Les retraités ukrainiens perçoivent une pension équivalente à une somme comprise entre 60 et cent et quelques euros par mois. Dans les villages, la plupart des familles ont leur propre potager, des arbres fruitiers et quelques dindes et poulets. Les pommes de terre et le kompot (une préparation de fruits avec un sirop léger) ne manquent dans aucun foyer. Mais dans les villes, la vie peut être plus hostile pour les personnes âgées.
En outre, ce sont précisément les personnes âgées qui sont les plus réticentes à quitter leur maison pour commencer une nouvelle vie dans une ville plus sûre ou avec plus d’aide. Le même tableau se répète dans les endroits les plus durement touchés par les bombardements : seuls les retraités et les personnes âgées s’accrochent à leur maison parce que “nous sommes trop vieux pour recommencer” ou “parce que c’est ici que se trouvent mes racines et mes racines”. Je n’irai nulle part ailleurs, laissez les Russes partir.“.
Le métier, synonyme de faim
Malgré le nombre considérable de personnes qui attendent de recevoir de l’aide humanitaire dans les rues de Kramatorsk, leurs visages ne portent pas le fatalisme observé dans d’autres villes voisines occupées par les troupes russes. Dans des endroits comme Liman, qui a été sous le contrôle du Kremlin pendant quatre mois, les quelques personnes qui sont restées après la libération ont avoué avec tristesse qu’elles avaient été abandonnées par le Kremlin pendant quatre mois. ils avaient été affamés avec les soldats russes. La tristesse dans leurs yeux parlait pour eux.
Lorsque l’armée ukrainienne a libéré Liman en octobre dernier, il n’y avait ni électricité, ni gaz, ni chauffage dans la ville. Pas une seule épicerie n’était ouverte.. C’était une ville inhabitable. Ils coupaient les arbres à la périphérie pour obtenir du bois de chauffage et cuisinaient dans la rue, sur des réchauds de fortune fabriqués à partir des décombres des bâtiments bombardés. Quand il y avait quelque chose à cuisiner, bien sûr.

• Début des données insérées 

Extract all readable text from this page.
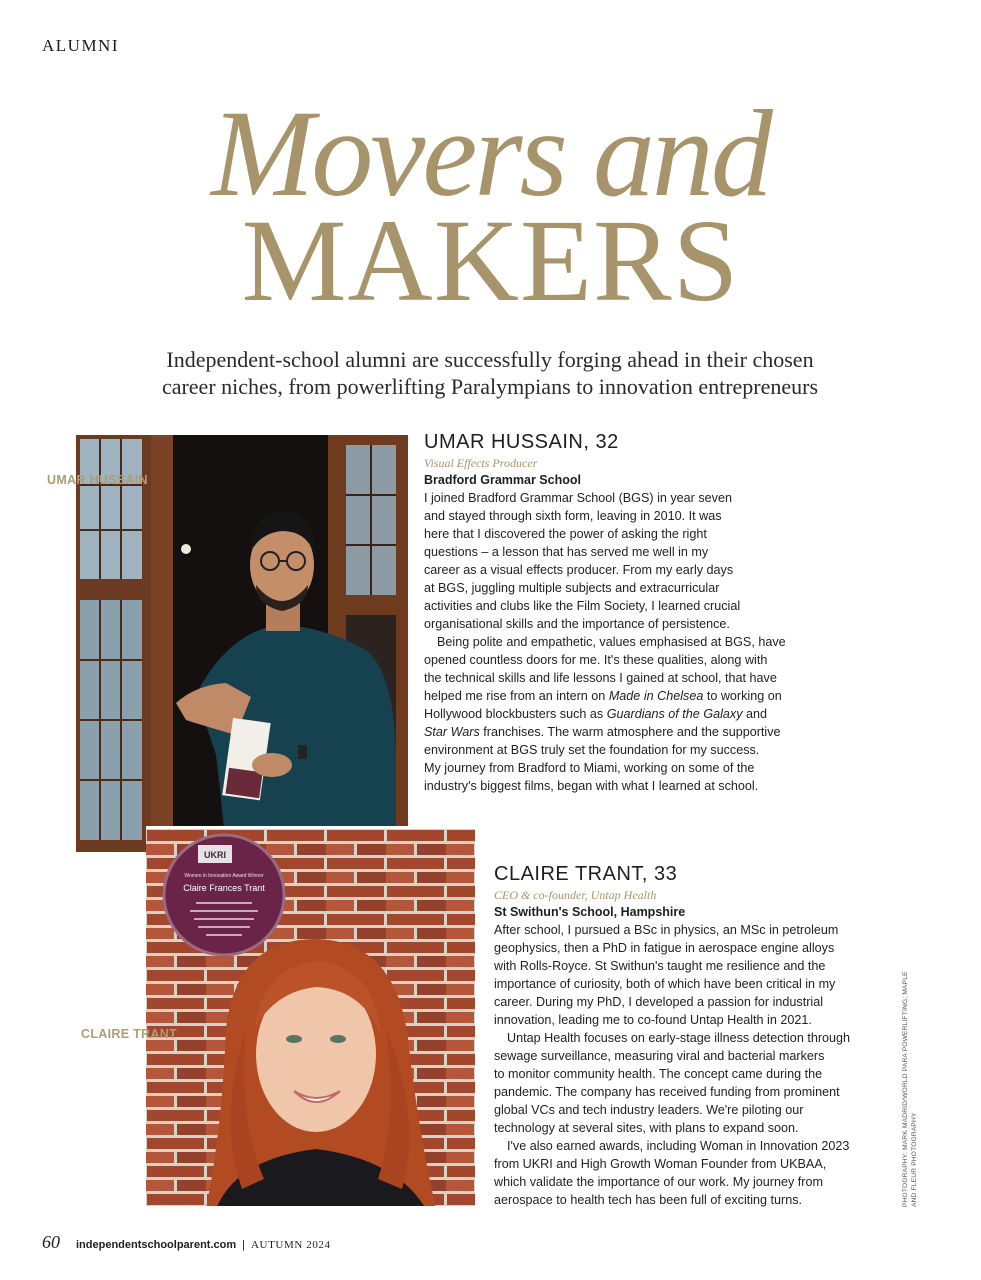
ALUMNI
Movers and
MAKERS
Independent-school alumni are successfully forging ahead in their chosen
career niches, from powerlifting Paralympians to innovation entrepreneurs
UKRI
Women in Innovation Award Winner
Claire Frances Trant
UMAR HUSSAIN
CLAIRE TRANT
UMAR HUSSAIN, 32
Visual Effects Producer
Bradford Grammar School
I joined Bradford Grammar School (BGS) in year seven
and stayed through sixth form, leaving in 2010. It was
here that I discovered the power of asking the right
questions – a lesson that has served me well in my
career as a visual effects producer. From my early days
at BGS, juggling multiple subjects and extracurricular
activities and clubs like the Film Society, I learned crucial
organisational skills and the importance of persistence.
Being polite and empathetic, values emphasised at BGS, have
opened countless doors for me. It's these qualities, along with
the technical skills and life lessons I gained at school, that have
helped me rise from an intern on Made in Chelsea to working on
Hollywood blockbusters such as Guardians of the Galaxy and
Star Wars franchises. The warm atmosphere and the supportive
environment at BGS truly set the foundation for my success.
My journey from Bradford to Miami, working on some of the
industry's biggest films, began with what I learned at school.
CLAIRE TRANT, 33
CEO & co-founder, Untap Health
St Swithun's School, Hampshire
After school, I pursued a BSc in physics, an MSc in petroleum
geophysics, then a PhD in fatigue in aerospace engine alloys
with Rolls-Royce. St Swithun's taught me resilience and the
importance of curiosity, both of which have been critical in my
career. During my PhD, I developed a passion for industrial
innovation, leading me to co-found Untap Health in 2021.
Untap Health focuses on early-stage illness detection through
sewage surveillance, measuring viral and bacterial markers
to monitor community health. The concept came during the
pandemic. The company has received funding from prominent
global VCs and tech industry leaders. We're piloting our
technology at several sites, with plans to expand soon.
I've also earned awards, including Woman in Innovation 2023
from UKRI and High Growth Woman Founder from UKBAA,
which validate the importance of our work. My journey from
aerospace to health tech has been full of exciting turns.	PHOTOGRAPHY: MARK MADRID/WORLD PARA POWERLIFTING; MAPLE AND FLEUR PHOTOGRAPHY
60 independentschoolparent.com | AUTUMN 2024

A Kramatorsk, vous pouvez voir la différence entre les villes ukrainiennes qui restent sous le gouvernement de Kiev, malgré les bombardements russes, et celles qui ont subi un sort différent il y a quelques mois. Mais Près de 20% de l’Ukraine est toujours occupée par les soldats du Kremlin.Il est difficile de savoir si la population civile de ces endroits a même une chance de recevoir une aide humanitaire, même au son des sirènes anti-aériennes, qui ne s’arrêtent pas un instant.